Wednesday, 16 May 2012

3D Printing from London's 'Silicon Roundabout'

Silicon Roundabout is London's claim to be a Silicon Valley. It is claimed to be  fast becoming a major hub for media agencies and tech firms with a digital edge, in an area encompassing Shoreditch, Hoxton and particularly Old Street. That may be the case, but Silicon Roundabout is very different from Silicon Valley. 

Wired's directory of Silicon Roundabout companies reveals that its startups are mostly users of the Web and related technology, developing the 'froth' of applications that sit atop the shoulders of companies in other parts of the world who have developed foundation technologies, based on decades of deep dive R+D and university/research labs collaboration. There may be a few important companies in London's Silicon Roundabout, but the UK should not over-estimate the importance of this cluster. The Cambridge cluster is more significant, but even it is a pale shadow of Silicon Valley, California. Despite this, there are of course some very interesting tech companies in London. Since this is a blog about 3D Printing, lets start there. 

MakieLab is a 3D Printing start up with ambition. 
MakieLab is a new toys and games company based in Shoreditch, London.  They are making a new kind of future-smashing toy: customisable, 3D-printed, locally made, and game-enabled.

Alice Taylor founded Makielab in February 2011 after nearly four years commissioning games, apps and web TV shows for Channel 4 Education. Previous to Channel 4 Alice was VP Digital for BBC Worldwide (LA), and previous to that, the brains behind another start up producing Java entertainment software – avatars, forums, chat apps. 

We wish MakieLab well, genuinely, but one cannot help thinking that the UK needs to shoot considerably higher than solely being a 'user' of technology in order to create niche toy on demand services. To boost UK competitiveness, to attract investors and to increase the national equivalent of "Market Capitalization", the UK desperately 
needs to restore its engineering and science prowess in core technology development and R+D. That's not to decry entrepreneurs working in London's Silicon Roundabout .... but all UK Governments of the last thirty years have been curiously willing to believe that the SME sector will be the UK's salvation.

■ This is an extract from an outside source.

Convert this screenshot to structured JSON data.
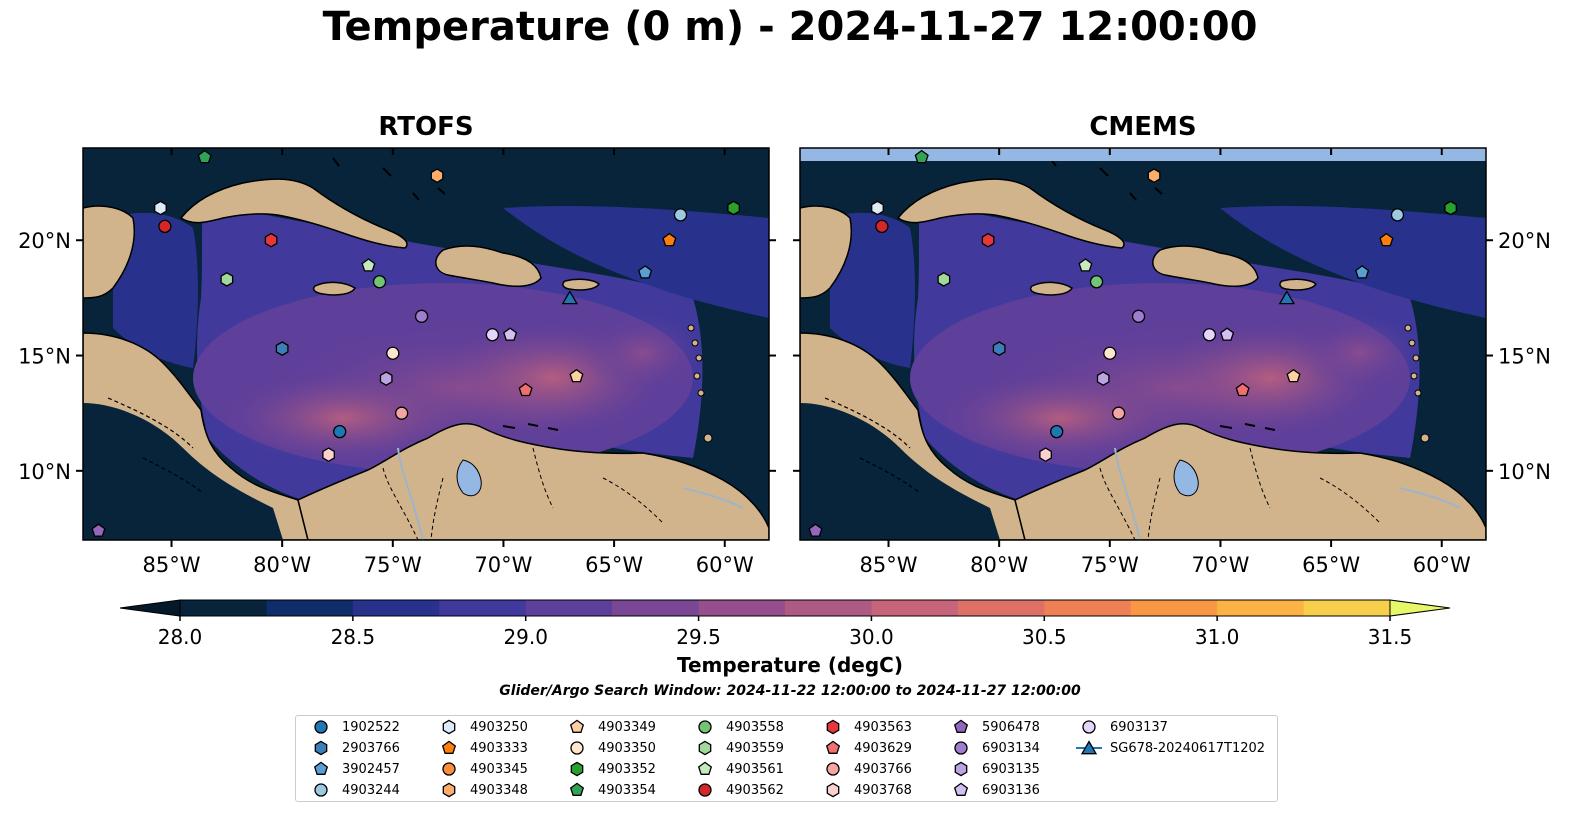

They will not. What we need are the Google's, Apple's and GE's of the emerging 'digital space' .... and those companies seed developments from the real Silicon Valley, not Old Street, London. Agreed?

Friday, 4 May 2012

Is it wise for MakerBot to move out of the market for 3D Printer kits

It appears as if MakerBot Industries may have moved out of the 3D Printer Kit market, and will now only sell fully assembled units. We think this is a mistake, and far too early a move in the rapidly expanding hobby/maker market around 3D Printing.

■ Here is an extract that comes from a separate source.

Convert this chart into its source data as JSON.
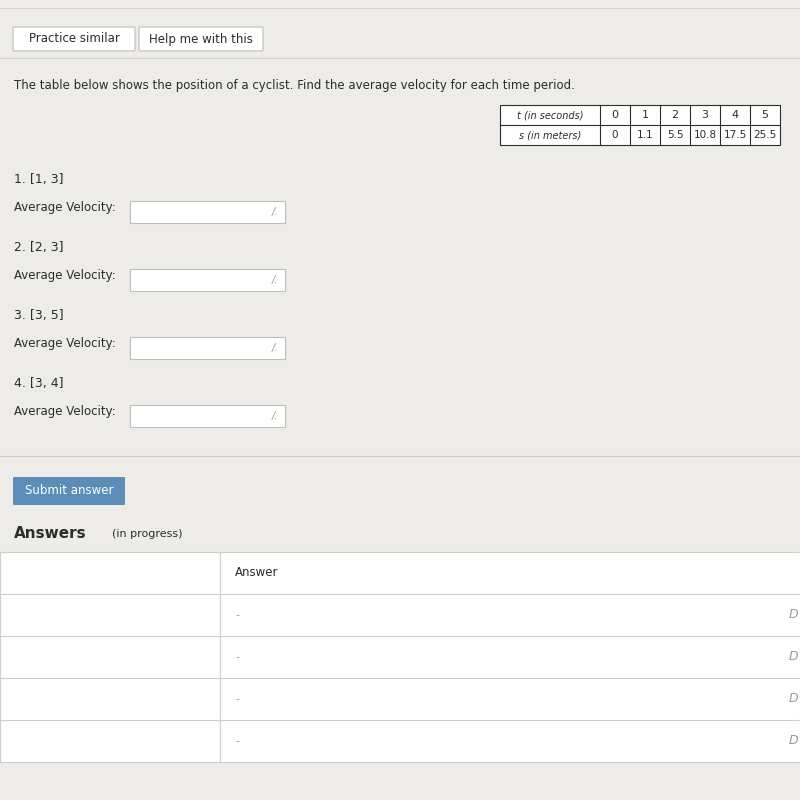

'Makers' and the 'maker culture' want parts, and kits, and extension kits, and the flexibility to make the 3D Printer of their dreams. They want to make things! Plugging a new real of plastic into the very same machine that everyone else owns is not the same thing at all. Not at all.

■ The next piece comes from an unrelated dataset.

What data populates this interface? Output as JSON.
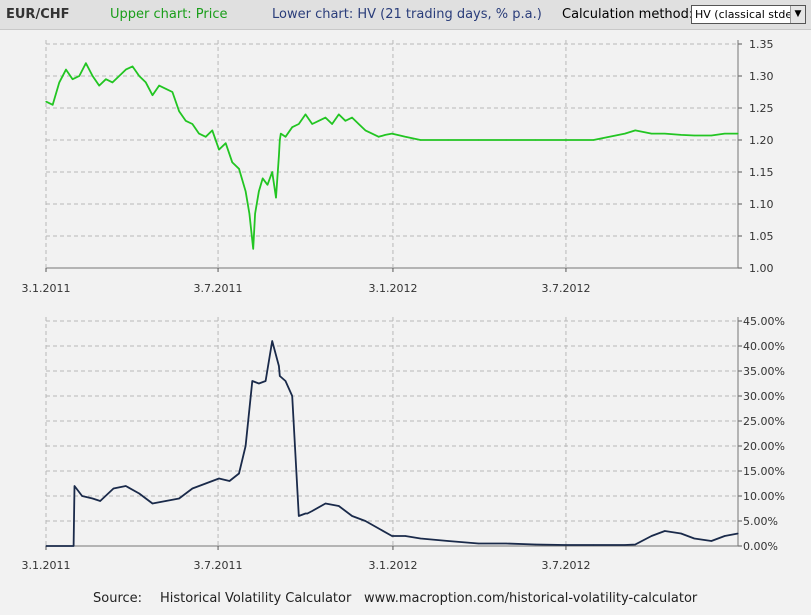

MakerBot should be a one-stop-shop for 3D Printing to the hobby/maker market. They need to supply everything required for making and using 3D printers, from the smallest parts, to the larger parts, to the specialist parts, right through to consumables.

'Makers' want to create 3D Printer mash-ups. It's the maker culture that's big, not yet the market for home 3D Printers.

A lot of people are going to be disappointed by MakerBot's decision and are going to find other ways to source parts for their 3D Printing maker projects.

As Bre Pettis, founder of MakerBot and the first 3D Printing celebrity according to Business Week, admits “The way I see is that we’re just at the beginning of this market ... In technology circles, people know about this stuff and maybe know someone who has a 3D printer. The next step is moving to where you go to a neighbor’s house to get a new doorknob printed or something like that. We will get there in the next year or two. In 10 years, having a MakerBot will be so normal. It will be like having a microwave.”

Tuesday, 1 May 2012

UK publishes a 'high value' manufacturing (HVM) strategy

"Additive manufacturing will change everything, but needs to be coupled with additive systems – structure, processing, display all as one – structural electronics."

This study sets out to understand the global manufacturing context in which UK  companies must compete and how that context is expected to evolve over the next 15-20 years. Time for renewal?